How Innovative Urban Design is Safeguarding Water Quality at Hobsonville Point
You only need to look at Hobsonville Point from above to understand the importance of managing water on site.
It’s a peninsula, surrounded by the Waitemata Harbour, a sensitive coastal environment and a catchment for many of Auckland’s northern and eastern suburbs.
It’s for this reason that HLC was especially mindful of water management at Hobsonville Point to minimise the development’s impact on the harbour.
Water management and environmental sustainability were built into the urban design and vision for Hobsonville Point from the beginning.
“Hobsonville Point was always underpinned by a strong sustainability vision,” says Katja Lietz, HLC’s General Manager Masterplanning and Placemaking.
“We wanted to go out of our way to make sure that all the rainwater that falls on Hobsonville Point enters the harbour in the cleanest possible state.”
HLC achieved this through careful planning and innovative urban design.
Firstly, every house at Hobsonville Point has a rainwater tank, which immediately reduces the amount of stormwater entering the system. This rainwater is used by residents to water gardens, do laundry and flush toilets.
“We all know that Auckland’s infrastructure is under strain. There’s a lot of urban development, so it makes a lot of sense to simply capture the water that falls on people’s roofs,” Katja says.
This has already resulted in Hobsonville Point households using 30% less town water than the Auckland average.

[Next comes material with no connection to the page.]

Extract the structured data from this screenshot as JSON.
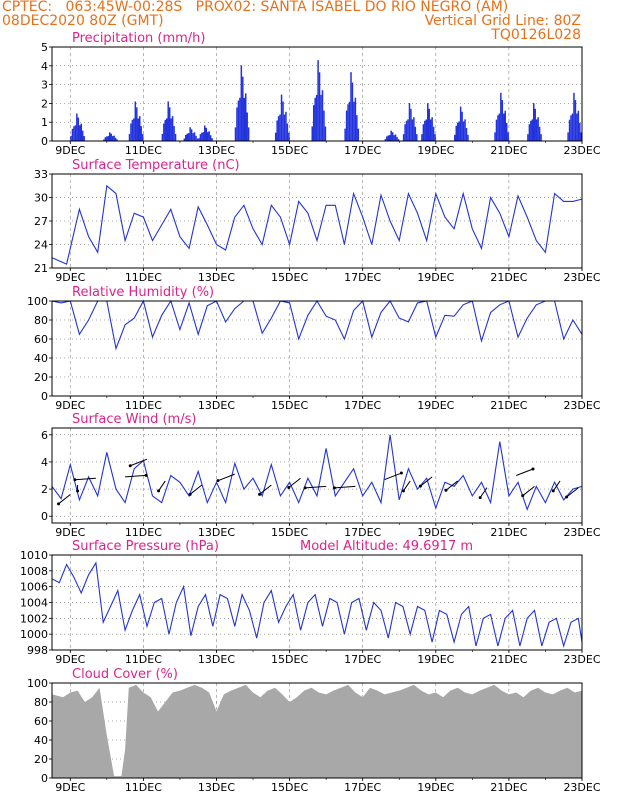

The stormwater that isn’t captured by the water tanks is channelled through a “treatment train” which is designed to slow the water down and have it pass through as many natural features as possible.
Rain gardens and bioretention swales filled with water-loving plants have been built to pre-treat road run-off, which carries the highest amount of pollutants.
The roots of the plants act as a biofilter, cleaning out contaminants before entering the stormwater system.
The water then enters the large wetland on site, which provides another round of treatment and ensures it’s as clean as possible before reaching the harbour.
The coastal edge has also been planted with more than 10,000 native trees grown on-site from local seed, which adds to the filtration process.
The management of water at Hobsonville Point is an example of how developments can minimise their impact on the environment.
“The aim to build urban developments that have a sustainability vision is entirely feasible, especially around water sensitive urban design,” Katja says.
The sustainability vision really resonates with Hobsonville Point residents who enjoy knowing that their homes are water and energy efficient.
“We’ve had an amazing response from the residents here,” Katja says.
“What has been an indicator of success for us is how many people have wanted to come and live here. I think it’s really underpinned the commercial success of what we’re doing.”